After the shooting the peasants who had dug the pit were ordered to fill in the mass grave. The Schutzmänner searched the clothing of the murdered Jews for valuables, which were sometimes sewn into the lining or hidden inside belts. Some items were taken by the Germans to be sent home as presents, given to local prostitutes in payment, or sold to the local population.2
The Jews of Studenitsa were murdered at the same time as those of Staraia Ushitsa. Estimates of the number of Jews killed vary from around 400 up to 700. The Jewish craftsmen and their families were transferred at this time to the ghetto in Kamenets-Podolskii.3 After the Aktion, local policemen and other local inhabitants looted the Jewish houses. When Piotr Gutzol found the ghetto empty, he went to Kamenets-Podolskii and managed to get Anna Berman out of the ghetto there with the help of fake identity papers. Then they went to live in a small village where nobody knew them until the Red Army liberated the area in 1944. Most of the other Jews transferred to Kamenets-Podolskii were murdered there between August 1942 and the spring of 1943.
SOURCES
Mention of the existence of a ghetto in Staraia Ushitsa can be found in Il’ja Al’tmann, Opfer des Hasses: Der Holocaust in der UdSSR 1941–1945 (Zu rich: Gleichen, 2008), p. 109.
Documentation regarding the extermination of the Jews of Staraia Ushitsa can be found in the following archives: DAKhO; GARF (7021-64-799 and 816); NA (HW 16/6); USHMM (RG-22.002M); YIU (no. 683); and YVA (M.31).
NOTES
1. See www.jfr. org. After the war Piotr and Anna were married. Piotr Gutzol was honored by Yad Vashem as Righteous Among the Nations in 1994.
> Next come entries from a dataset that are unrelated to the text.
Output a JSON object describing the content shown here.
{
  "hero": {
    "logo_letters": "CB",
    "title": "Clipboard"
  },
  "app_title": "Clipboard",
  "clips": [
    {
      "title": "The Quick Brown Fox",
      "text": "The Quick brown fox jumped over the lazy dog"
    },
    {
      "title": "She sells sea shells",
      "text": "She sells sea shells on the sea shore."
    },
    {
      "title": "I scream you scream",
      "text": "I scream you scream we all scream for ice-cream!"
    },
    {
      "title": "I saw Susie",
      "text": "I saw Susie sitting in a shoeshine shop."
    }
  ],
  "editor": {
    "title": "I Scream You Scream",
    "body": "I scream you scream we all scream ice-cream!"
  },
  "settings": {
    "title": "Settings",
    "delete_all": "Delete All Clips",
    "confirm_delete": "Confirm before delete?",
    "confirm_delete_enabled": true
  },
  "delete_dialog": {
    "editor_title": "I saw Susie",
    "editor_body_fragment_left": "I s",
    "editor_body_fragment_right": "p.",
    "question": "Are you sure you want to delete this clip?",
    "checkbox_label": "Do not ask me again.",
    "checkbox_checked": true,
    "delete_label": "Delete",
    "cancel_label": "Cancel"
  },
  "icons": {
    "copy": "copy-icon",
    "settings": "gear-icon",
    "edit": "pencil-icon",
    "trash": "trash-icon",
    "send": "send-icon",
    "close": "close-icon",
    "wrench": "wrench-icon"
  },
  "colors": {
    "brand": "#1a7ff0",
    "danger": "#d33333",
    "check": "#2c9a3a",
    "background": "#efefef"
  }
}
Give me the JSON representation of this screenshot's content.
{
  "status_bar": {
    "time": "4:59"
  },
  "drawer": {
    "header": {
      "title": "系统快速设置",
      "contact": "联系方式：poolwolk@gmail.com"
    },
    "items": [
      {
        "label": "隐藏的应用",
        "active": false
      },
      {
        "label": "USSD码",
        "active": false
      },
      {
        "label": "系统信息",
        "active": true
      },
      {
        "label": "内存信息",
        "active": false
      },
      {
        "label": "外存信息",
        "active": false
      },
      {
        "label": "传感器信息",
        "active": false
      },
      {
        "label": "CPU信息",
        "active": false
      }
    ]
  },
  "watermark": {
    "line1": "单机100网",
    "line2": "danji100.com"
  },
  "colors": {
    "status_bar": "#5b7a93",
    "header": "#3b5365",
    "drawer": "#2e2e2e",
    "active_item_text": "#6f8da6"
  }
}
2. USHMM, RG-22.002M, reel 2 (GARF, 7021-64-799, pp. 98–116), ChGK report for Kamenets-Podolskii.
3. Ibid.; NA, HW 16/6, Radiogram of the SS- und Polizei-Gebietsführer in Kamenez-Podolsk, summary for the period July 1, 1942–J uly 31, 1942, p. 5, as cited by Alexander Kruglov, The Losses Suffered by Ukrainian Jews in 1941–1944 (Kharkov: Tarbut Laam, 2005), p. 92.